The person I responded to stopped reading because the author doesn't have specific domain knowledge of financial services.

[-] RamenJunkie@midwest.social 3 points 1 month ago* (last edited 1 month ago)

AI is really great at giving a beginner tier understanding of something, which people then take and run with as if they are now an expert.

[-] TehPers@beehaw.org 10 points 1 month ago

There is one other thing not mentioned that LLMs are bad at: being accountable. When your customers come complaining at 2:30 in the morning that the payments are failing, your manager isn't going to the LLM to ask what the fuck broke and why the fuck he's awake after 3 hours of sleep. He's going to you to do that. And when you're able to tell him that your downstream service is having an outage because AWS shit the bed again, he's going to trust your word. Will he choose to replace you with a LLM? Maybe, but he'll never be able to put out those fires without you.

[-] SorteKanin@feddit.dk 1 points 1 month ago

he’ll never be able to put out those fires without you.

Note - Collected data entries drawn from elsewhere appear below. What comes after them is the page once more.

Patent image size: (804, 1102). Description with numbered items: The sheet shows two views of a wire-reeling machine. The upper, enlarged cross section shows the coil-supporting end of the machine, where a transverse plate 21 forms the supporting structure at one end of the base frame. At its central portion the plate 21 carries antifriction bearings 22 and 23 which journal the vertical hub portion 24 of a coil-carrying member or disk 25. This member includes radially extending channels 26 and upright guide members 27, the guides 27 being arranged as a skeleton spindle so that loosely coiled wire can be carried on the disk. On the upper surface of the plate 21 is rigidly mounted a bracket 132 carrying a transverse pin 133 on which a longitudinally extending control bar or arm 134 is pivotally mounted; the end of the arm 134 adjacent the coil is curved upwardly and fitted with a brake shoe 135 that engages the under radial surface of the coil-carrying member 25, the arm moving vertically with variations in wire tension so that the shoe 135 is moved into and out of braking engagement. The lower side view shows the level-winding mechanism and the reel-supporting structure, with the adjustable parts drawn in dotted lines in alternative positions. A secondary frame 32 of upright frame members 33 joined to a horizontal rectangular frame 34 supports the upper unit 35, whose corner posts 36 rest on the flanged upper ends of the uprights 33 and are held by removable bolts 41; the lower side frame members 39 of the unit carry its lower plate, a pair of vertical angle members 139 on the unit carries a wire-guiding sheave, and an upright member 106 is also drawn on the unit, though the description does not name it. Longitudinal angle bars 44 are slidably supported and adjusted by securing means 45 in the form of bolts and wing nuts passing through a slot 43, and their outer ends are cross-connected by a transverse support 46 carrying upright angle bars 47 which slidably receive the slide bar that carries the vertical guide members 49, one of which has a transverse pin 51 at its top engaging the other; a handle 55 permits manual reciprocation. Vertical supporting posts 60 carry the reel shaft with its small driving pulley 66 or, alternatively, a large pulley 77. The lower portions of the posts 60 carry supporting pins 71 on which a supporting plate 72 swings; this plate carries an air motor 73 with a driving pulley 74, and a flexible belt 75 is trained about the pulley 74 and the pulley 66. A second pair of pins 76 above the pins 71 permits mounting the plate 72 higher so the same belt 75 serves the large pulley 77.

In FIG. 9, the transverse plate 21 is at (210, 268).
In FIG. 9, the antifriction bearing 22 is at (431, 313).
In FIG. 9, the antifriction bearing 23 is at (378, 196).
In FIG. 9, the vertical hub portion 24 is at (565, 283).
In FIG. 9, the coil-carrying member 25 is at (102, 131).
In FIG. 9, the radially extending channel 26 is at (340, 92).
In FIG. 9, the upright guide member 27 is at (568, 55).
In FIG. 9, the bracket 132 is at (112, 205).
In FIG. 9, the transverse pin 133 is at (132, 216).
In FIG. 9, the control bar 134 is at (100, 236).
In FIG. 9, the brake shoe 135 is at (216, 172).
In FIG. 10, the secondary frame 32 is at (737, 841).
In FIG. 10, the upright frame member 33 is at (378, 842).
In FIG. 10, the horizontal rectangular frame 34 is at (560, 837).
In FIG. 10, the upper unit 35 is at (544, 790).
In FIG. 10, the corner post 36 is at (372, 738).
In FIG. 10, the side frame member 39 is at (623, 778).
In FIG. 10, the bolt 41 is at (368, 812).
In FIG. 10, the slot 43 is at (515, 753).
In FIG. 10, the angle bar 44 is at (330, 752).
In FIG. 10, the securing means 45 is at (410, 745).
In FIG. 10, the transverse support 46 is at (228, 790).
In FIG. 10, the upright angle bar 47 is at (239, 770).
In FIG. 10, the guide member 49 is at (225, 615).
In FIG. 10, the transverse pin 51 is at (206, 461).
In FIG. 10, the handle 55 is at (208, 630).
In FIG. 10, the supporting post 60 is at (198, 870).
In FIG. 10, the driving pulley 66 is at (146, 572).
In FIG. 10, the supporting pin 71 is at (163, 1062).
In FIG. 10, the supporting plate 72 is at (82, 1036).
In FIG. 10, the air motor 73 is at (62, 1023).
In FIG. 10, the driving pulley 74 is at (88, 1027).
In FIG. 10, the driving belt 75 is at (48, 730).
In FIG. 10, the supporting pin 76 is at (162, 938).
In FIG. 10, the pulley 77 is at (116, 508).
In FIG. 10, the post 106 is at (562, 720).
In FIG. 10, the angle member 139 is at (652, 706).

Why do you say that? I would guess that we are very few years away before we have AI systems monitoring for downtimes and such that can quickly diagnose and fix issues that occur completely automatically - in fact I would not be surprised if this already exists today.

[-] hazelnoot@beehaw.org 1 points 1 month ago

your manager isn’t going to the LLM to ask what the fuck broke and why the fuck he’s awake after 3 hours of sleep.

My manager actually does that, even for mid-day outages when the whole team is available. He just prefers to ask a chatbot instead of his own staff 🙄

[-] JakenVeina@midwest.social 9 points 1 month ago

The author may be, in theory, right, but it counts for nothing if the people in charge don't recognize where that actual value is. Which MANY of them do not.

[-] gemakey@lemmy.world 7 points 1 month ago

Why does this read like it was written by Claude?

[-] GamingChairModel@lemmy.world 6 points 1 month ago* (last edited 1 month ago)

Because it obviously was.

The dashes, the short sentences, the bullet points, the overly familiar tone that seems LinkedIn-ish. All of it sounds like AI.